Jennifer Iris Rachel Montagu (born 20 March 1931) is a British art historian with emphasis in the study of Italian Baroque sculpture.

==Early life==
Montagu is a daughter of Ewen Montagu, a British judge, writer and Naval intelligence officer, and granddaughter of painter Solomon J. Solomon.

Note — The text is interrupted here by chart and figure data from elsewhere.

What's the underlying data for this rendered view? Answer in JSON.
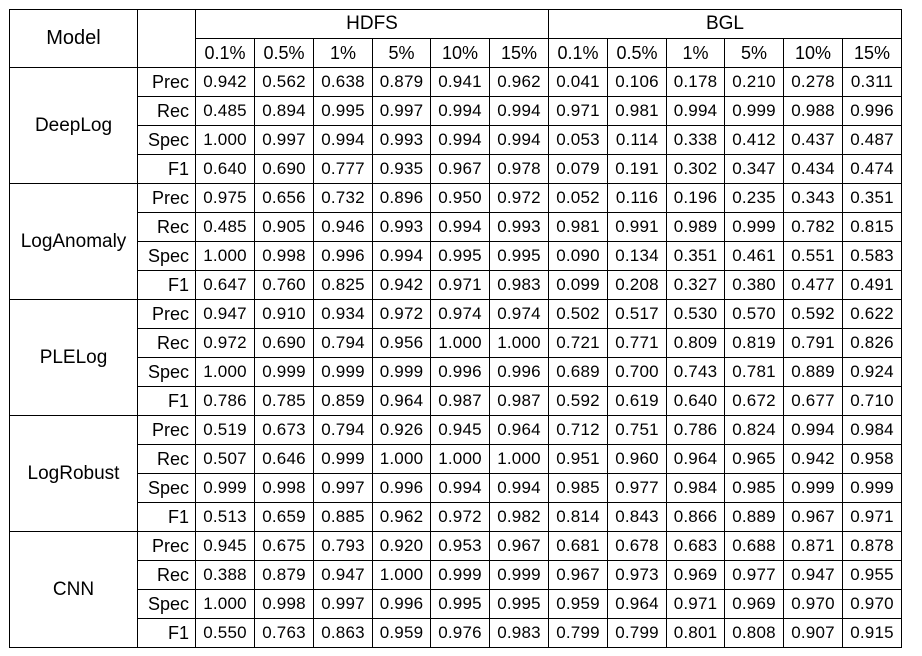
{
  "header": {
    "model_label": "Model",
    "datasets": [
      "HDFS",
      "BGL"
    ],
    "percentages": [
      "0.1%",
      "0.5%",
      "1%",
      "5%",
      "10%",
      "15%"
    ]
  },
  "metrics": [
    "Prec",
    "Rec",
    "Spec",
    "F1"
  ],
  "models": [
    {
      "name": "DeepLog",
      "rows": [
        [
          "0.942",
          "0.562",
          "0.638",
          "0.879",
          "0.941",
          "0.962",
          "0.041",
          "0.106",
          "0.178",
          "0.210",
          "0.278",
          "0.311"
        ],
        [
          "0.485",
          "0.894",
          "0.995",
          "0.997",
          "0.994",
          "0.994",
          "0.971",
          "0.981",
          "0.994",
          "0.999",
          "0.988",
          "0.996"
        ],
        [
          "1.000",
          "0.997",
          "0.994",
          "0.993",
          "0.994",
          "0.994",
          "0.053",
          "0.114",
          "0.338",
          "0.412",
          "0.437",
          "0.487"
        ],
        [
          "0.640",
          "0.690",
          "0.777",
          "0.935",
          "0.967",
          "0.978",
          "0.079",
          "0.191",
          "0.302",
          "0.347",
          "0.434",
          "0.474"
        ]
      ]
    },
    {
      "name": "LogAnomaly",
      "rows": [
        [
          "0.975",
          "0.656",
          "0.732",
          "0.896",
          "0.950",
          "0.972",
          "0.052",
          "0.116",
          "0.196",
          "0.235",
          "0.343",
          "0.351"
        ],
        [
          "0.485",
          "0.905",
          "0.946",
          "0.993",
          "0.994",
          "0.993",
          "0.981",
          "0.991",
          "0.989",
          "0.999",
          "0.782",
          "0.815"
        ],
        [
          "1.000",
          "0.998",
          "0.996",
          "0.994",
          "0.995",
          "0.995",
          "0.090",
          "0.134",
          "0.351",
          "0.461",
          "0.551",
          "0.583"
        ],
        [
          "0.647",
          "0.760",
          "0.825",
          "0.942",
          "0.971",
          "0.983",
          "0.099",
          "0.208",
          "0.327",
          "0.380",
          "0.477",
          "0.491"
        ]
      ]
    },
    {
      "name": "PLELog",
      "rows": [
        [
          "0.947",
          "0.910",
          "0.934",
          "0.972",
          "0.974",
          "0.974",
          "0.502",
          "0.517",
          "0.530",
          "0.570",
          "0.592",
          "0.622"
        ],
        [
          "0.972",
          "0.690",
          "0.794",
          "0.956",
          "1.000",
          "1.000",
          "0.721",
          "0.771",
          "0.809",
          "0.819",
          "0.791",
          "0.826"
        ],
        [
          "1.000",
          "0.999",
          "0.999",
          "0.999",
          "0.996",
          "0.996",
          "0.689",
          "0.700",
          "0.743",
          "0.781",
          "0.889",
          "0.924"
        ],
        [
          "0.786",
          "0.785",
          "0.859",
          "0.964",
          "0.987",
          "0.987",
          "0.592",
          "0.619",
          "0.640",
          "0.672",
          "0.677",
          "0.710"
        ]
      ]
    },
    {
      "name": "LogRobust",
      "rows": [
        [
          "0.519",
          "0.673",
          "0.794",
          "0.926",
          "0.945",
          "0.964",
          "0.712",
          "0.751",
          "0.786",
          "0.824",
          "0.994",
          "0.984"
        ],
        [
          "0.507",
          "0.646",
          "0.999",
          "1.000",
          "1.000",
          "1.000",
          "0.951",
          "0.960",
          "0.964",
          "0.965",
          "0.942",
          "0.958"
        ],
        [
          "0.999",
          "0.998",
          "0.997",
          "0.996",
          "0.994",
          "0.994",
          "0.985",
          "0.977",
          "0.984",
          "0.985",
          "0.999",
          "0.999"
        ],
        [
          "0.513",
          "0.659",
          "0.885",
          "0.962",
          "0.972",
          "0.982",
          "0.814",
          "0.843",
          "0.866",
          "0.889",
          "0.967",
          "0.971"
        ]
      ]
    },
    {
      "name": "CNN",
      "rows": [
        [
          "0.945",
          "0.675",
          "0.793",
          "0.920",
          "0.953",
          "0.967",
          "0.681",
          "0.678",
          "0.683",
          "0.688",
          "0.871",
          "0.878"
        ],
        [
          "0.388",
          "0.879",
          "0.947",
          "1.000",
          "0.999",
          "0.999",
          "0.967",
          "0.973",
          "0.969",
          "0.977",
          "0.947",
          "0.955"
        ],
        [
          "1.000",
          "0.998",
          "0.997",
          "0.996",
          "0.995",
          "0.995",
          "0.959",
          "0.964",
          "0.971",
          "0.969",
          "0.970",
          "0.970"
        ],
        [
          "0.550",
          "0.763",
          "0.863",
          "0.959",
          "0.976",
          "0.983",
          "0.799",
          "0.799",
          "0.801",
          "0.808",
          "0.907",
          "0.915"
        ]
      ]
    }
  ]
}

She was educated at Brearley School, New York, Benenden School, Kent, and Lady Margaret Hall, Oxford, where she gained a BA in PPE, then studied under Ernst Gombrich at the Warburg Institute, London, where she received her PhD degree.

==Career==
Montagu lectured in History of Art at Reading University 1958–64, then was assistant Curator 1964–71, and Curator 1971–91, of the Photographic Collection at the Warburg Institute. She was Slade Professor of Fine Art and fellow of Jesus College, Cambridge, 1980–81. She was Andrew W. Mellon Lecturer at the National Gallery of Art, Washington, in 1991 and Invited Professor at the Collège de France, Paris in 1994. She was a trustee of the Wallace Collection, 1989–2001 and of the British Museum,1994–2001.

==Publications==
- Bronzes, Weidenfeld and Nicolson, London, 1963. ISBN 0706400372
- Alessandro Algardi, Yale University Press 1985. ISBN 0300031734
- Roman Baroque Sculpture : The Industry of Art, Yale University Press, 1989. ISBN 0300043929
- The Expression of the Passions, Yale University Press, 1994 (originally presented as the author's doctoral thesis, Warburg Institute, 1959). ISBN 0300058918
- Gold, Silver and Bronze: Metal Sculpture of the Roman Baroque, (A.W. Mellon Lectures in the Fine Arts; Bollingen series 39), Princeton University Press, 1996. ISBN 0691027366

==Honours==
In 1990, Montagu delivered the annual A. W. Mellon Lectures in the Fine Arts at the National Gallery of Art. Montagu was appointed LVO "for services to the Royal Collection" in 2006 and CBE "for services to Art History" in 2012. She is an honorary fellow of her alma mater, Lady Margaret Hall, Oxford, and of the Warburg Institute. She has been honoured in France as a Chevalier of the Légion d’honneur and a Commander of the Ordre des Arts et des Lettres, and in Italy as an Officer of the Order of Merit of the Italian Republic.